Well, maybe nothing. The happiness studies, after all, seem remarkably consistent about what makes people happy, or at least reasonably satisfied, and what doesn't. What does, to summarise all the books you now won't have to buy, are things like a happy marriage, nice friends, good health and fulfilling work. Oh, and money. Not truckloads of it, but ideally a little bit more than the man next door. Exercise helps. So, amazingly, does sport. So (but please, please let's leave politicians out of this) does dancing.
Some of this is stuff that politicians can help with. Some of it isn't. Politicians can, of course, parade their gorgeous wives, and whisk them off on highly photographed (cut price) minibreaks, but they can't, unless they decide to set up a partnership between Directgov and match.com, rustle up spouses for us. They can suggest we all have street parties, but they can't find us friends.

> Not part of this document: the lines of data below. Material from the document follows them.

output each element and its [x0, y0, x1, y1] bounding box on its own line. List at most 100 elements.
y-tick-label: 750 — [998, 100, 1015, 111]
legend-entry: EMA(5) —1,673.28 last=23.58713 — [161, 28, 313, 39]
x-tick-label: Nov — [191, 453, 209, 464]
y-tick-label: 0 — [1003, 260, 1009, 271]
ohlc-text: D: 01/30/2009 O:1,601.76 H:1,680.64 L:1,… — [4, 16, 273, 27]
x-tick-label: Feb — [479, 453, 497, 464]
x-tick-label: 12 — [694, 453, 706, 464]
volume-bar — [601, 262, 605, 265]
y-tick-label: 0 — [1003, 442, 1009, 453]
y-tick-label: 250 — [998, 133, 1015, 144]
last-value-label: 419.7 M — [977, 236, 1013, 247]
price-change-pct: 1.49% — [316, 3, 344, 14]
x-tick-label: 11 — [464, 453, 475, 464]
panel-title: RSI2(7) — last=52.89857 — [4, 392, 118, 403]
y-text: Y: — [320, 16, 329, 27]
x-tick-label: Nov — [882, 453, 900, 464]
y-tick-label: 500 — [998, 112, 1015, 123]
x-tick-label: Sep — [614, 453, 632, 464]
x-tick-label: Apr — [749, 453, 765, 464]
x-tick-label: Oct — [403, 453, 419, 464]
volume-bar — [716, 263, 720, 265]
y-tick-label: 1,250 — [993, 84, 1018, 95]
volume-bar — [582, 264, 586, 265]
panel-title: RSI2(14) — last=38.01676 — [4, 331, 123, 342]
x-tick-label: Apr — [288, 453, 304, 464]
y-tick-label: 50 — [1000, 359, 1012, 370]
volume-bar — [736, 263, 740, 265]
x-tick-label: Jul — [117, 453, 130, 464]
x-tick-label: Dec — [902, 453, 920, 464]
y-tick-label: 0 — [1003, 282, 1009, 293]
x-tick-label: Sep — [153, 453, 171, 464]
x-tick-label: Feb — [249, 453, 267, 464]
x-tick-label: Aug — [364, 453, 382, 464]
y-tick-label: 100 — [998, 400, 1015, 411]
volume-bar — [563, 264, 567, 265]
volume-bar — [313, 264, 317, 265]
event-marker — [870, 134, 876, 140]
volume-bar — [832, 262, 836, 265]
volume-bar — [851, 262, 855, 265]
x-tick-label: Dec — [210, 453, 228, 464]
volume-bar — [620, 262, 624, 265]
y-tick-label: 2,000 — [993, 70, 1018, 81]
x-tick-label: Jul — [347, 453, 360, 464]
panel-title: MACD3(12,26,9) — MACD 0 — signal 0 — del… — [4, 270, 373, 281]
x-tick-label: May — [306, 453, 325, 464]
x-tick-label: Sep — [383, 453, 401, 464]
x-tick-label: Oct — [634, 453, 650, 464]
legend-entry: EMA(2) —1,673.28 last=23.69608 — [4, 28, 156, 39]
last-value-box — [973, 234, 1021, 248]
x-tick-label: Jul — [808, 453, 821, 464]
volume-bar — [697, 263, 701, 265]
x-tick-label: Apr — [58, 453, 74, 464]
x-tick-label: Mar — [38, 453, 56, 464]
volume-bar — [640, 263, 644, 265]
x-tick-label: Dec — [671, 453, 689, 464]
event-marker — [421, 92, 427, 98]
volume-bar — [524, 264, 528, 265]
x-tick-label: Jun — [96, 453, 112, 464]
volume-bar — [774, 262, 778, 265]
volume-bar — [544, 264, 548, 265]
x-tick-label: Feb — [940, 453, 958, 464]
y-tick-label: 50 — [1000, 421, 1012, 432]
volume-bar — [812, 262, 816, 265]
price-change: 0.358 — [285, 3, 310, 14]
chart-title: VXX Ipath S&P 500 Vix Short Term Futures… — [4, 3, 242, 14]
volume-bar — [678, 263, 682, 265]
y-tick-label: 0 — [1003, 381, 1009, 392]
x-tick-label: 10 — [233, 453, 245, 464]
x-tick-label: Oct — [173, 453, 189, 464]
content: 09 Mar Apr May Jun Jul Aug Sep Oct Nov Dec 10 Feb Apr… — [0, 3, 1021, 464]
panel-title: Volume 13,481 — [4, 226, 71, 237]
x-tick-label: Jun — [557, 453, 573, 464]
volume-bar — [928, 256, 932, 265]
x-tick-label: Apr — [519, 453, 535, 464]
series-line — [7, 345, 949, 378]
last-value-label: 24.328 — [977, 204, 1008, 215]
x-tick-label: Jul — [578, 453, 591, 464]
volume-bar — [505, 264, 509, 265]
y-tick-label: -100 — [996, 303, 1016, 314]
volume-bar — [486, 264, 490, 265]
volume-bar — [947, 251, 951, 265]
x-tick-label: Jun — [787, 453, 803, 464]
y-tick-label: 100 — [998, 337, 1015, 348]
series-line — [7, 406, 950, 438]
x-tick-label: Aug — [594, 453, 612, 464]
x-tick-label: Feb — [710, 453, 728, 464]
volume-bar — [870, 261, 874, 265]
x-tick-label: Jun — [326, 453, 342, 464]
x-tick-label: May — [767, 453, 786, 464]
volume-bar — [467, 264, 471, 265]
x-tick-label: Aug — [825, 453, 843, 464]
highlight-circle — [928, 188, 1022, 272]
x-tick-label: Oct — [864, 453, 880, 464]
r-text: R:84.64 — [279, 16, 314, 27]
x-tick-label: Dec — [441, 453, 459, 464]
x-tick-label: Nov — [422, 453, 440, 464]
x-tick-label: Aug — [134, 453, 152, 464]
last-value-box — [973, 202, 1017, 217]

They can't, in an age of austerity, give us much in the way of a hand-out, and they can't, if they're cutting public funding, give us jobs. They can, by cutting our benefits, force us into low-wage labour, but low-wage labour isn't classified by the studies as "fulfilling work".
What they can do is help with our health. They could, for example, ensure that the healthy school lunches, devised and championed by the nation's second most optimistic man, Jamie Oliver, which have cut absenteeism through sickness by 14 per cent, and boosted academic performance, don't, as looks likely, become too expensive for poorer parents to afford.
They could make sure that all children in the state school system are encouraged – in a way that I clearly wasn't – to exercise, or play sport. They could limit the advertising of fast food to children. They could ban trans-fats. They could, in other words, try to prevent some of the conditions – obesity, diabetes, heart disease and cancer – which are threatening to bankrupt the NHS.
Happiness, as the French philosopher and doctor Albert Schweitzer said, is "good health and a bad memory". (According to my Italian Chinese doctor, it's a good liver, which cockneys used to call a "cheerful giver".) David Cameron is lucky. He has the health, and he clearly has the genes. I just hope, in future years, that he's able to forget that we started to measure happiness at a time when, for many people in this country, it was lost.